As the gurney’s wheels were raised and Beth was loaded into the ambulance, Brannigan walked about ten feet away and stood staring up at the sky. He suddenly howled, startling everyone. His jaws spread even wider and the tendons in his neck tightened like cables as he howled again, louder.
Then he calmly walked to the rear of the ambulance.
“The Lord doth have his reasons,” he said, and climbed into the vehicle after Beth.
One of the paramedics shut the ambulance’s rear doors. As he walked around to get in the passenger’s seat, he looked over at Westerley and rolled his eyes.
Westerley didn’t respond, thinking about Beth.
The three men stood and watched the ambulance spray gravel, then break from the lot. A couple of hundred feet down the road, its siren cut in.
“I’d like to know what those reasons are,” Billy Noth said. He turned his head off to the side and spat.
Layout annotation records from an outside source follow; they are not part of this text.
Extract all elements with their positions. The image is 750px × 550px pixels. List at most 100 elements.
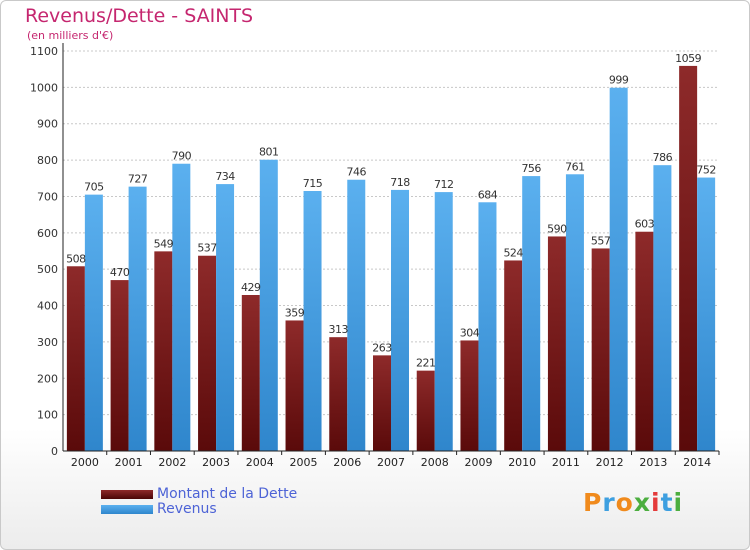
proxiti-logo: Proxiti [583, 488, 683, 517]
y-tick-label: 500 [37, 263, 58, 276]
x-tick-label: 2008 [421, 456, 449, 469]
bar-revenus [259, 159, 278, 451]
data-label-debt: 359 [285, 306, 305, 319]
bar-revenus [128, 186, 147, 452]
bar-debt [329, 337, 348, 451]
bar-revenus [697, 177, 716, 451]
y-tick-label: 900 [37, 118, 58, 131]
y-tick-label: 800 [37, 154, 58, 167]
logo-letter: i [673, 488, 684, 517]
bar-debt [635, 231, 654, 451]
data-label-debt: 313 [329, 323, 349, 336]
data-label-debt: 429 [241, 281, 261, 294]
bar-revenus [84, 194, 103, 452]
legend-swatch-debt [101, 489, 153, 499]
data-label-debt: 603 [635, 218, 655, 231]
bar-revenus [434, 192, 453, 451]
data-label-revenus: 746 [347, 166, 367, 179]
bar-debt [504, 260, 523, 451]
x-tick-label: 2011 [552, 456, 580, 469]
x-tick-label: 2002 [158, 456, 186, 469]
bar-revenus [565, 174, 584, 452]
legend-label-debt: Montant de la Dette [157, 486, 298, 502]
y-tick-label: 700 [37, 190, 58, 203]
bar-debt [110, 280, 129, 451]
data-label-debt: 549 [154, 237, 174, 250]
data-label-revenus: 734 [215, 170, 235, 183]
data-label-revenus: 718 [390, 176, 410, 189]
chart-title: Revenus/Dette - SAINTS [25, 5, 254, 27]
data-label-revenus: 761 [565, 160, 585, 173]
axis-layer: 0 100 200 300 400 500 600 700 800 900 1000 1100 2000… [30, 43, 720, 469]
data-label-debt: 508 [66, 252, 86, 265]
logo-letter: o [615, 488, 634, 517]
data-label-revenus: 727 [128, 173, 148, 186]
data-label-debt: 221 [416, 357, 436, 370]
y-tick-label: 200 [37, 372, 58, 385]
bar-debt [416, 370, 435, 451]
legend-label-revenus: Revenus [157, 501, 217, 517]
legend: Montant de la Dette Revenus [101, 487, 297, 517]
legend-swatch-revenus [101, 504, 153, 514]
x-tick-label: 2004 [246, 456, 274, 469]
data-label-revenus: 790 [172, 150, 192, 163]
labels-layer: 508 705 470 727 549 790 537 734 429 801 359 715 313 7… [66, 52, 716, 370]
bar-revenus [347, 179, 366, 451]
data-label-revenus: 756 [521, 162, 541, 175]
x-tick-label: 2005 [290, 456, 318, 469]
bar-debt [198, 255, 217, 451]
bar-debt [66, 266, 85, 451]
bar-debt [591, 248, 610, 451]
bar-revenus [303, 191, 322, 451]
bar-debt [285, 320, 304, 451]
data-label-debt: 524 [503, 246, 523, 259]
y-tick-label: 300 [37, 336, 58, 349]
data-label-debt: 470 [110, 266, 130, 279]
logo-letter: r [602, 488, 616, 517]
x-tick-label: 2006 [333, 456, 361, 469]
data-label-revenus: 752 [696, 164, 716, 177]
bar-revenus [216, 184, 235, 451]
data-label-debt: 590 [547, 222, 567, 235]
y-tick-label: 0 [51, 445, 58, 458]
x-tick-label: 2010 [508, 456, 536, 469]
bar-revenus [172, 163, 191, 451]
x-tick-label: 2000 [71, 456, 99, 469]
data-label-debt: 557 [591, 234, 611, 247]
y-tick-label: 400 [37, 300, 58, 313]
bar-debt [241, 295, 260, 451]
data-label-debt: 1059 [675, 52, 701, 65]
x-tick-label: 2014 [683, 456, 711, 469]
data-label-revenus: 712 [434, 178, 454, 191]
data-label-revenus: 999 [609, 74, 629, 87]
y-tick-label: 1100 [30, 45, 58, 58]
y-tick-label: 600 [37, 227, 58, 240]
bar-revenus [522, 176, 541, 451]
bar-debt [679, 65, 698, 451]
data-label-debt: 537 [197, 242, 217, 255]
legend-item-revenus: Revenus [101, 502, 297, 517]
logo-letter: x [633, 488, 651, 517]
x-tick-label: 2012 [596, 456, 624, 469]
data-label-revenus: 786 [653, 151, 673, 164]
bar-debt [460, 340, 479, 451]
legend-item-debt: Montant de la Dette [101, 487, 297, 502]
logo-letter: i [651, 488, 661, 517]
x-tick-label: 2013 [639, 456, 667, 469]
y-tick-label: 100 [37, 409, 58, 422]
data-label-revenus: 705 [84, 181, 104, 194]
x-tick-label: 2007 [377, 456, 405, 469]
x-tick-label: 2009 [464, 456, 492, 469]
logo-letter: t [660, 488, 674, 517]
x-tick-label: 2003 [202, 456, 230, 469]
bar-debt [547, 236, 566, 451]
bar-revenus [609, 87, 628, 452]
data-label-debt: 304 [460, 326, 480, 339]
y-tick-label: 1000 [30, 81, 58, 94]
chart-subtitle: (en milliers d'€) [27, 29, 114, 42]
data-label-revenus: 715 [303, 177, 323, 190]
bar-debt [154, 251, 173, 451]
logo-letter: P [583, 488, 603, 517]
bar-revenus [653, 165, 672, 451]
bar-debt [373, 355, 391, 451]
When the ambulance was out of sight and could no longer be heard, Westerley laid a hand on Willis’s bony shoulder.
“Take us to where this thing happened,” he said.
21
New York, the present
“I figured that sooner or later I’d see my good buddy Detective Quinn again,” William Turner said.
Quinn was back in the brownstone vestibule that smelled faintly of cat urine. Turner, the former manager and part owner of Socrates’s Cavern, had opened the door and was staring out at him, grinning. He didn’t look so much like Einstein today. With his meaty lips and gapped teeth, he had what could only be called a lascivious grin. It went so well with his former business that Quinn wondered if it might be practiced.
Turner wasn’t wearing a blazer and ascot today. He had on a shimmering purple silk kimono and the same fleecelined leather house slippers he’d worn during Quinn’s last visit. His curly gray hair still looked as if it would overwhelm any comb. His blue eyes were alight with amusement, as if Quinn had just told a joke. Or maybe Turner regarded Quinn simply being there as a joke.